Title: Gameday: Cavaliers at Raptors, Dec. 5
Date: December 5, 2014
Original Source: Raptors Republic
Synopsis: This Raptors pre-game broke down the Raptors’ Dec. 5 contest against the Cavaliers.
The Toronto Raptors will look to take a second game from the Cleveland Cavaliers on Friday, tipping off at 7:30 on TSN from the Air Canada Centre.
It shouldn’t need refreshing, but on Nov. 22 when the team’s last played, the Raptors flipped a 24-6 deficit at The Q in Cleveland, ultimately turning a road game into a home game. The start was shaky, but the Raptors showed they can hang and, in particular, can score against what’s still a developing Cavaliers defense.
That game caught Cleveland at the end of a dry spell, marking their fourth consecutive loss and dropping them to 5-7. Since then, they’ve found their groove, winning five in a row. The last two wins were somewhat shaky and point to the Cavs not having all of the kinks ironed out yet, but this team’s ceiling has once again been established, and it’s appreciably higher than that of the Raptors (sorry). Without DeMar DeRozan, the Raptors could be in tough for a repeat.
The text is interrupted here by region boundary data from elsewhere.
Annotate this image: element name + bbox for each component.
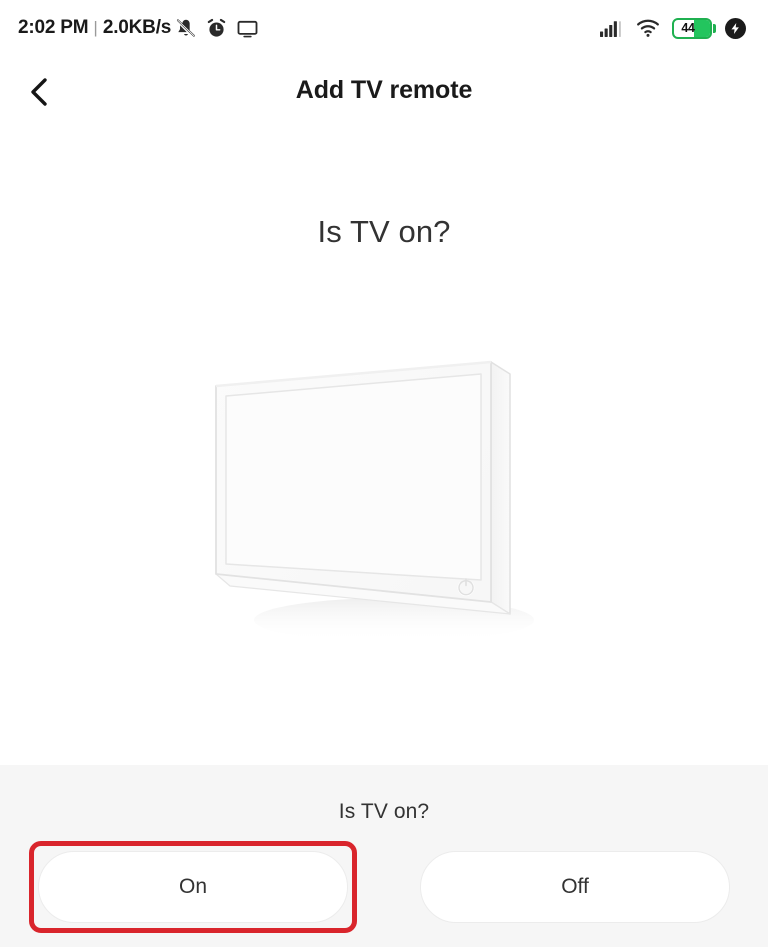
off-button-slot: Off xyxy=(420,851,730,923)
question-heading: Is TV on? xyxy=(317,214,451,249)
status-time: 2:02 PM xyxy=(18,17,89,38)
on-button[interactable]: On xyxy=(38,851,348,923)
charging-icon xyxy=(725,17,746,39)
battery-body: 44 xyxy=(672,17,712,39)
off-button[interactable]: Off xyxy=(420,851,730,923)
button-row: On Off xyxy=(0,824,768,933)
status-separator: | xyxy=(93,18,98,37)
cast-icon xyxy=(236,17,259,40)
bottom-question-label: Is TV on? xyxy=(338,800,430,823)
main-content: Is TV on? xyxy=(0,134,768,765)
app-bar: Add TV remote xyxy=(0,56,768,134)
on-button-label: On xyxy=(178,875,207,898)
tv-side-panel xyxy=(490,361,511,615)
status-bar: 2:02 PM | 2.0KB/s 44 xyxy=(0,0,768,56)
page-title: Add TV remote xyxy=(295,76,473,104)
battery-level-text: 44 xyxy=(681,21,695,35)
battery-fill xyxy=(694,19,710,37)
bottom-action-panel: Is TV on? On Off xyxy=(0,765,768,947)
battery-icon: 44 xyxy=(672,17,716,39)
on-button-slot: On xyxy=(29,841,357,933)
mute-icon xyxy=(175,17,197,39)
off-button-label: Off xyxy=(561,875,589,898)
battery-cap xyxy=(713,23,716,33)
status-bar-right: 44 xyxy=(599,17,746,39)
wifi-icon xyxy=(636,18,660,38)
status-bar-left: 2:02 PM | 2.0KB/s xyxy=(18,17,259,40)
signal-icon xyxy=(599,18,623,38)
alarm-icon xyxy=(206,18,227,39)
tv-screen-area xyxy=(225,373,482,581)
network-speed-text: 2.0KB/s xyxy=(102,17,172,38)
tv-screen-illustration xyxy=(194,352,574,672)
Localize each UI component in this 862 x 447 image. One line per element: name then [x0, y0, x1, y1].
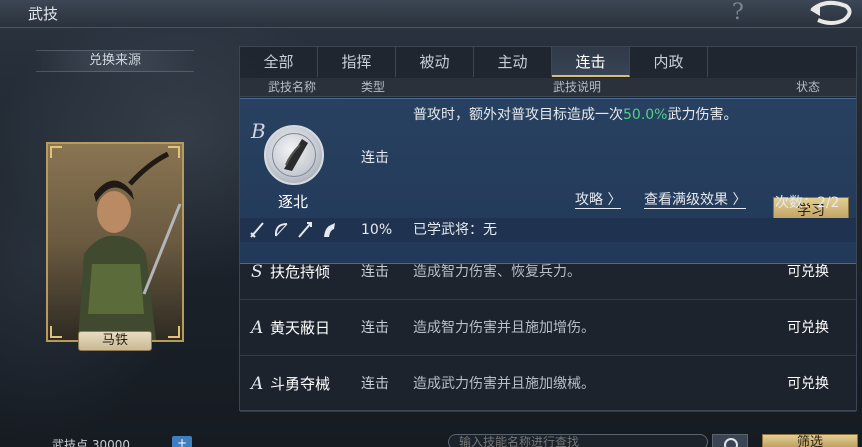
skill-row[interactable]: A 黄天蔽日 连击 造成智力伤害并且施加增伤。 可兑换 [240, 301, 856, 356]
help-icon[interactable]: ? [732, 0, 744, 25]
top-bar: 武技 ? [0, 0, 862, 28]
category-tabs: 全部 指挥 被动 主动 连击 内政 [240, 47, 856, 77]
skill-name: 斗勇夺械 [270, 375, 331, 393]
back-arrow-icon[interactable] [806, 0, 856, 28]
trigger-rate: 10% [361, 222, 393, 238]
skill-type: 连击 [361, 150, 389, 166]
skill-type: 连击 [361, 320, 389, 336]
max-level-effect-link[interactable]: 查看满级效果 〉 [644, 192, 747, 209]
bow-icon [274, 223, 288, 237]
search-icon [724, 438, 738, 447]
tab-active[interactable]: 主动 [474, 47, 552, 77]
sword-icon [250, 222, 264, 238]
hero-illustration [48, 144, 182, 340]
skill-points-label: 武技点 30000 [52, 438, 130, 447]
column-headers: 武技名称 类型 武技说明 状态 [240, 78, 856, 97]
skill-grade: A [251, 374, 264, 394]
tab-domestic[interactable]: 内政 [630, 47, 708, 77]
skill-row[interactable]: S 扶危持倾 连击 造成智力伤害、恢复兵力。 可兑换 [240, 245, 856, 300]
window-title: 武技 [28, 5, 59, 23]
col-desc: 武技说明 [553, 80, 602, 94]
col-status: 状态 [796, 80, 821, 94]
exchange-source-title: 兑换来源 [36, 50, 194, 72]
skill-row[interactable]: A 斗勇夺械 连击 造成武力伤害并且施加缴械。 可兑换 [240, 357, 856, 412]
damage-percent: 50.0% [623, 107, 668, 123]
skill-description: 造成智力伤害、恢复兵力。 [413, 264, 581, 280]
guide-link[interactable]: 攻略 〉 [575, 192, 622, 209]
skill-description: 普攻时，额外对普攻目标造成一次50.0%武力伤害。 [413, 107, 738, 123]
skill-description: 造成武力伤害并且施加缴械。 [413, 376, 595, 392]
skill-type: 连击 [361, 264, 389, 280]
col-name: 武技名称 [268, 80, 317, 94]
tab-all[interactable]: 全部 [240, 47, 318, 77]
skill-grade: A [251, 318, 264, 338]
skill-name: 黄天蔽日 [270, 319, 331, 337]
tab-command[interactable]: 指挥 [318, 47, 396, 77]
tab-passive[interactable]: 被动 [396, 47, 474, 77]
hero-portrait[interactable] [46, 142, 184, 342]
status-badge: 可兑换 [787, 320, 829, 336]
skill-type: 连击 [361, 376, 389, 392]
hero-name-tag: 马铁 [78, 331, 152, 351]
skill-icon [264, 125, 324, 185]
add-points-button[interactable]: + [172, 436, 192, 447]
uses-count: 次数：2/2 [775, 195, 840, 211]
skill-name: 扶危持倾 [270, 263, 331, 281]
status-badge: 可兑换 [787, 376, 829, 392]
blade-icon [284, 139, 308, 171]
filter-button[interactable]: 筛选 [762, 434, 858, 447]
skill-description: 造成智力伤害并且施加增伤。 [413, 320, 595, 336]
search-button[interactable] [712, 434, 748, 447]
status-badge: 可兑换 [787, 264, 829, 280]
horse-icon [324, 223, 335, 237]
search-input[interactable] [448, 434, 708, 447]
spear-icon [298, 222, 312, 238]
skill-list-panel: 全部 指挥 被动 主动 连击 内政 武技名称 类型 武技说明 状态 B 逐北 连… [239, 46, 857, 412]
selected-skill-details: 10% 已学武将：无 [240, 218, 856, 242]
col-type: 类型 [361, 80, 386, 94]
skill-name: 逐北 [278, 193, 309, 211]
tab-combo[interactable]: 连击 [552, 47, 630, 77]
learned-generals: 已学武将：无 [413, 222, 497, 238]
skill-grade: S [251, 262, 263, 282]
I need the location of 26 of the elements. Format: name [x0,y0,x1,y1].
That’s not to say it can’t happen, and the Raptors are even four-point favorites. It’s just not going to be easy, which you probably didn’t need this pre-game to tell you. It’s LeBron James, Kevin Love, Kyrie Irving and more, of course it wasn’t going to be easy.
DeRozan’s absence looms not just because of his ability to score, stretch a defense (not with shooting necessarily but with his ability off the ball – more on this another time), but also because of his defense. DeRozan may only be an average or slightly above-average defender overall, but he fits Dwane Casey’s scheme well and very rarely makes mistakes. In a system that’s predicated on quick rotations, early help, and sometimes chaotic recovery, attention, IQ, and effort go a long way. In the last meeting, DeRozan guarded James for some stretches, too, doing about as well as could be hoped.
Personally, I’d be starting James Johnson for this one and tasking him with checking LeBron early. I understand the preference to have a set starting five, but sometimes a match-up is just so striking that you need to adjust. This is one of those cases, as I’m not sure you want to open the game with Terrence Ross as the only player on the floor capable of guarding James. If I’m David Blatt and I see that, I’m immediately putting Ross in pick-and-rolls, specifically guard-James pick-and-rolls, looking to flip James onto one of four mismatches (maybe three, depending on how you picture Amir Johnson hanging in for more than a play or two).
Greivis Vasquez has been solid and the starting lineup at present leaves one of James or Love to cover Ross or a guard, which is an exploitable edge, but James is the best player in the world and kind of gets to dictate the match-ups.
Another area the Raptors may be able to make headway is inside. Love, Anderson Varejao, and Tristan Thompson are all fine players, of course, but the team lacks rim protection and is just average rebounding, despite Love’s prodigious numbers in that area. Short of keeping opponents off the 3-point line (a little better than average) and off the free throw line, the Cavs aren’t a particularly special defensive team. The free throw line is an issue considering how much of the Raptors’ offense comes from the stripe, and it will put a little extra pressure on shot-makers to knock down their open looks earlier in the clock, since Cleveland isn’t going to bail out with fouls much.
On the offensive end, Cleveland is just deadly because of talent. Blatt has maybe simplified things since early-season communication issues posed a problem, and the Cavs are still relying on talent and an ability to get to the line (they’re just behind Toronto there). That’s an easy strategy with the talent they have on hand, but don’t mistake “good players playing well” for a lack of creativity. Blatt is smart and creative, the team has a lot of willing and able passers (they also have Dion Waiters), and any pick-and-roll involving James or Love is deadly. The Raptors have been hurt by shooting bigs who can pop off of screens and above the 3-point line, a move that runs contrary to the Raptors’ defensive principles, and both Love and James can do that effectively, plus they can make the next pass or put the ball on the floor.
And so there’s good news and bad news here. The Cavs are playing much better but still not perfect. DeRozan is out but the team has found a footing without him. There are mismatches but they exist both ways. It seems a daunting task but the Raptors are still favorites. Your boy will be in the house but beers are $15. And so on.
The Raptors currently rank as the league’s No. 2 offense and No. 15 defense, while the Cavs are No. 6 and No. 16, but it’s still too early to evaluate based on full-season metrics when things change so quickly this early (it’s worth noting that team performance starts to stabilize around 20 games though, so we’re nearly at a sample worth paying attention to). Anyway, what you think of this came will depend in large part whether you think Ross and Johnson are up to the LeBron task, and if the cracks Cleveland showed the past two games manifest on the second night of a back-to-back. Let’s be optimists. It’s Friday.